Да, шахматная машина не может перебрать все возможные варианты ответов на ход противника. Таких вариантов больше, чем звезд во вселенной. Машина должна выбирать продолжение игры лишь на основе разумных вариантов, отсеивая бесперспективные. То есть должна «думать». То же относится и к обучающим программам приспосабливающихся машин, которые завтра войдут в обиход школ.
КТО УМНЕЕ!
Победа советской шахматной программы не была случайностью. Она иллюстрировала зрелый уровень советской кибернетики.
От нее ждали в лучшем случае подражания, но она стремительно набирала силы, шла своим, оригинальным путем.
Особенно поразили мир два достижения: блестящая работа математиков Сибирского отделения АН, расшифровавших с помощью ЭВМ таинственные письмена давно исчезнувшего народа майя (эти данные почти полностью совпали с результатами, полученными и другими методами), и работа сотрудников Института автоматики и телемеханики АН СССР, обучивших вычислительную машину читать. Освоив печатный текст, они перешли к рукописи. При составлении программы действия для машины они исходили из того, что в написании каждой буквы, изображенной различными людьми, имеется нечто общее, что любые варианты написания буквы «а» ближе друг к другу, чем к любому написанию «б» или какой-либо другой буквы.
Этот путь оказался очень перспективным. В первых опытах машине, снабженной устройством для наблюдений (напоминающим устройство для передачи телевидения), был показан ряд написаний букв и цифр. В машину была заложена программа, по которой она выявляла признаки, общие для данной буквы или цифры. После короткого периода обучения машина безошибочно опознавала эти буквы и цифры среди множества различных букв и цифр, подаваемых ей без всякого порядка.
Правда, современные электронные вычислительные машины, несмотря на их значительный объем памяти и быстродействие, тратят на чтение рукописного текста слишком большое время. Машинное чтение рукописей, позволяющее отказаться от применения пишущих машинок, дело будущего, когда объем оперативной памяти электронных вычислительных машин и их быстродействие возрастут еще в десятки и даже в сотни раз.
В свое время энтузиасты кибернетики, страхуя себя и любимую науку от нападок, старались в лекциях и книгах подчеркнуть, что машина может сделать все, что заложит в нее человек, но неспособна открыть что-либо новое, так как программу действий в нее закладывает человек. В то время они еще не учитывали диалектики процесса обучения машины.
Читающая машина не зазубрила всех возможных написаний букв. Ей была задана программа, по которой она выявляла общность в заданном многообразии образов, приготовленных для ее обучения.

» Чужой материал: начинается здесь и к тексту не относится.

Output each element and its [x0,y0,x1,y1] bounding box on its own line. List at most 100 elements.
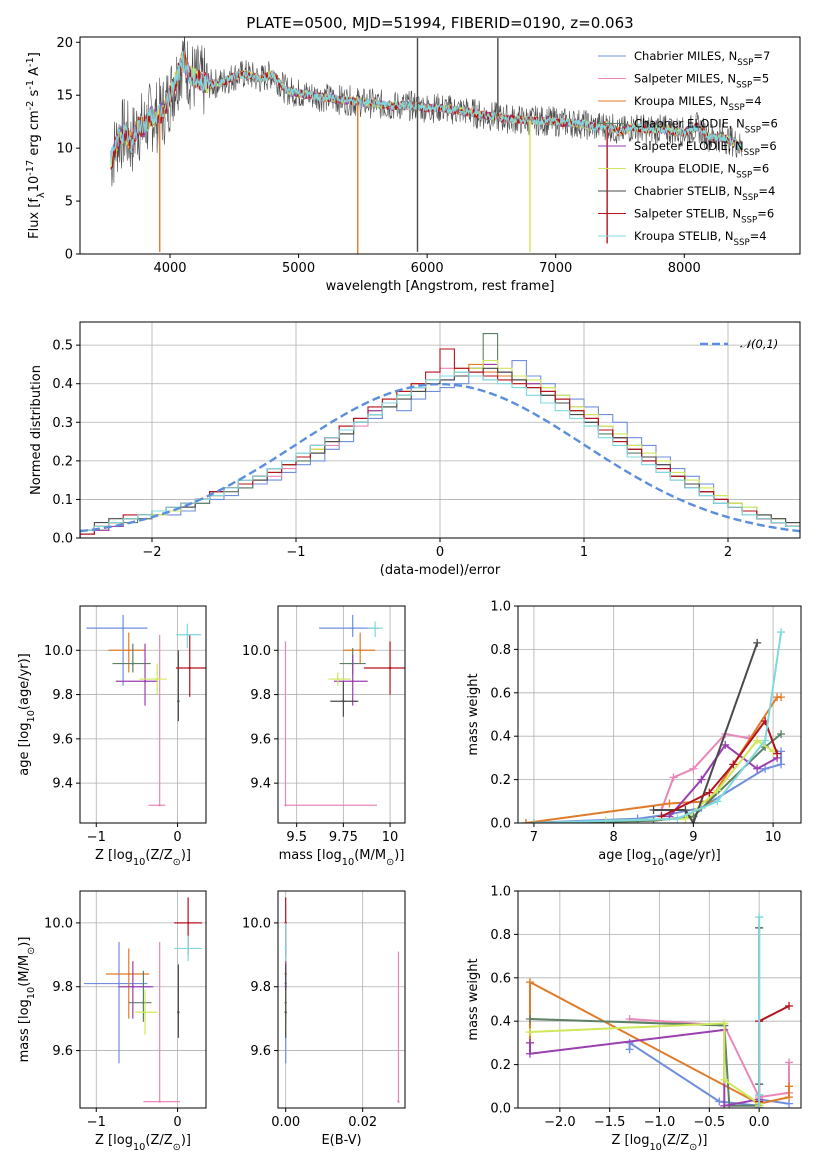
age-vs-metallicity-xtick-label: −1 [87,830,106,845]
mass-weight-vs-age-marker [753,764,762,773]
mass-weight-vs-age-marker [649,816,658,823]
age-vs-mass-xlabel: mass [log10(M/M⊙)] [279,848,405,868]
residual-histogram-ytick-label: 0.2 [52,454,73,469]
mass-vs-metallicity-ylabel: mass [log10(M/M⊙)] [17,937,37,1063]
age-vs-mass-frame [277,605,406,824]
spectrum-xtick-label: 5000 [282,261,315,276]
mass-weight-vs-age-marker [521,819,530,823]
age-vs-mass-ytick-label: 9.6 [250,732,271,747]
mass-weight-vs-age-gridlines [518,605,801,824]
mass-weight-vs-metallicity-marker [720,1019,729,1028]
mass-weight-vs-metallicity-marker [720,1101,729,1108]
gaussian-legend-label: 𝒩(0,1) [740,337,778,351]
age-vs-metallicity-panel: −1 0 9.4 9.6 9.8 10.0 Z [log10(Z/Z⊙)] age [log1… [17,605,207,868]
mass-vs-extinction-marks [284,897,400,1103]
mass-vs-extinction-ytick-label: 9.8 [250,980,271,995]
age-vs-mass-point-1 [284,804,287,807]
mass-weight-vs-metallicity-ytick-label: 0.4 [490,1015,511,1030]
mass-weight-vs-age-ytick-label: 0.6 [490,686,511,701]
age-vs-mass-point-8 [373,626,377,630]
residual-histogram-ytick-label: 0.4 [52,377,73,392]
mass-weight-vs-age-frame [517,605,802,824]
mass-weight-vs-age-marker [669,773,678,782]
mass-vs-metallicity-ytick-label: 10.0 [44,916,73,931]
mass-vs-metallicity-point-1 [158,1100,161,1103]
mass-weight-vs-age-ytick-label: 0.0 [490,817,511,832]
mass-vs-extinction-xlabel: E(B-V) [321,1133,361,1148]
age-vs-mass-panel: 9.5 9.75 10 9.4 9.6 9.8 10.0 mass [log10(M/M⊙)] [242,605,406,868]
mass-vs-metallicity-xtick-label: 0 [173,1115,181,1130]
age-vs-mass-point-6 [342,700,345,703]
mass-weight-vs-age-line-1 [660,732,750,811]
age-vs-metallicity-gridlines [80,606,206,823]
mass-weight-vs-metallicity-ytick-label: 0.2 [490,1058,511,1073]
spectrum-ytick-label: 15 [56,89,73,104]
figure-title: PLATE=0500, MJD=51994, FIBERID=0190, z=0… [246,14,633,32]
mass-vs-metallicity-point-5 [143,1011,147,1014]
age-vs-metallicity-point-4 [143,680,147,683]
mass-weight-vs-age-marker [689,819,698,823]
spectrum-ytick-label: 0 [65,248,73,263]
mass-weight-vs-age-marker [721,740,730,749]
mass-weight-vs-metallicity-ytick-label: 1.0 [490,885,511,900]
age-vs-metallicity-xtick-label: 0 [173,830,181,845]
mass-weight-vs-metallicity-marker [785,1082,794,1091]
age-vs-mass-point-0 [351,626,354,630]
age-vs-metallicity-xlabel: Z [log10(Z/Z⊙)] [95,848,191,868]
age-vs-metallicity-point-1 [158,804,161,807]
mass-weight-vs-metallicity-xlabel: Z [log10(Z/Z⊙)] [612,1133,708,1153]
age-vs-mass-point-7 [388,666,392,670]
mass-vs-extinction-ytick-label: 10.0 [242,916,271,931]
mass-weight-vs-metallicity-xtick-label: −0.5 [694,1115,726,1130]
residual-histogram-marks [80,333,800,538]
mass-weight-vs-age-xlabel: age [log10(age/yr)] [598,848,721,868]
residual-histogram-xtick-label: 1 [580,545,588,560]
spectrum-xtick-label: 7000 [539,261,572,276]
residual-histogram-xtick-label: −2 [142,545,161,560]
mass-weight-vs-metallicity-marker [785,1002,794,1011]
age-vs-metallicity-point-2 [127,649,130,652]
mass-weight-vs-metallicity-marker [785,1093,794,1102]
mass-vs-metallicity-point-7 [186,921,190,925]
mass-weight-vs-metallicity-marker [525,1049,534,1058]
age-vs-metallicity-point-7 [188,666,191,670]
mass-vs-metallicity-point-4 [131,985,135,988]
mass-vs-metallicity-panel: −1 0 9.6 9.8 10.0 Z [log10(Z/Z⊙)] mass [log10(… [17,890,207,1153]
mass-weight-vs-age-xtick-label: 9 [689,830,697,845]
residual-histogram-xlabel: (data-model)/error [380,563,501,578]
mass-vs-metallicity-frame [79,890,207,1109]
mass-weight-vs-metallicity-marker [755,913,764,922]
legend-label: Salpeter STELIB, NSSP=6 [634,207,774,226]
mass-vs-metallicity-point-6 [177,1011,180,1014]
spectrum-ytick-label: 10 [56,142,73,157]
residual-histogram-panel: −2 −1 0 1 2 0.0 0.1 0.2 0.3 0.4 0.5 (data-model)/er… [29,321,801,578]
mass-weight-vs-age-marker [705,788,714,797]
age-vs-metallicity-ytick-label: 9.8 [52,688,73,703]
age-vs-mass-gridlines [278,606,405,823]
mass-weight-vs-metallicity-ylabel: mass weight [466,958,481,1040]
legend-label: Kroupa MILES, NSSP=4 [634,94,762,113]
mass-vs-extinction-point-8 [284,947,287,950]
spectrum-marks [110,37,743,254]
age-vs-metallicity-frame [79,605,207,824]
age-vs-mass-xtick-label: 9.75 [329,830,358,845]
mass-weight-vs-age-marks [521,628,786,823]
mass-weight-vs-age-marker [777,760,786,769]
mass-weight-vs-age-panel: 7 8 9 10 0.0 0.2 0.4 0.6 0.8 1.0 age [log10(age/yr… [466,600,802,868]
spectrum-line-8 [110,51,743,165]
residual-histogram-ytick-label: 0.1 [52,493,73,508]
mass-weight-vs-metallicity-marker [525,1015,534,1024]
spectrum-frame [79,36,801,255]
mass-vs-extinction-point-1 [397,1100,400,1103]
age-vs-metallicity-ytick-label: 9.6 [52,732,73,747]
mass-weight-vs-age-marker [673,814,682,823]
spectrum-ytick-label: 5 [65,195,73,210]
mass-vs-extinction-gridlines [278,891,405,1108]
spectrum-legend: Chabrier MILES, NSSP=7 Salpeter MILES, NS… [598,49,778,248]
mass-weight-vs-age-marker [777,628,786,637]
age-vs-mass-point-2 [358,649,362,652]
age-vs-metallicity-ytick-label: 9.4 [52,777,73,792]
residual-histogram-xtick-label: 2 [724,545,732,560]
mass-weight-vs-metallicity-ytick-label: 0.6 [490,971,511,986]
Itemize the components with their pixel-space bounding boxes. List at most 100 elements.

Но выбор она делала сама. Это подтверждает еще раз, что машине не всегда нужен жесткий план действий, достаточно указать лишь правила, которыми она должна руководствоваться при всевозможных и зачастую неизвестных конструктору условиях и воздействий на нее со стороны внешней среды.
Конечно, не зная точно, что произойдет в будущем, конструктор не может заранее предсказать, к каким результатам придет его машина, обученная при помощи созданной им программы.
— Значит, машина может быть умнее человека? — подняли головы скептики, — значит, человеку суждено стать рабом машины?!.
Впрочем, не будем очень уж строги к скептикам — это трудный вопрос.
Действительно, можно ли сказать, что машина умнее человека?
Английский ученый Джон Бернал так ответил на этот вопрос: «Без умных людей электронные машины глупы, они даже не знают, когда делают глупость. Если вы составите глупую программу, то из машины извлечете чепуху».
И приводит забавный пример.
В США был создан электронный мозг с тем, чтобы он ответил, когда будет война. Все необходимые данные были тщательно запрограммированы и введены в память машины. Ответ машины гласил:
— Да.
— Что «да»? — удивились конструкторы и их военный шеф.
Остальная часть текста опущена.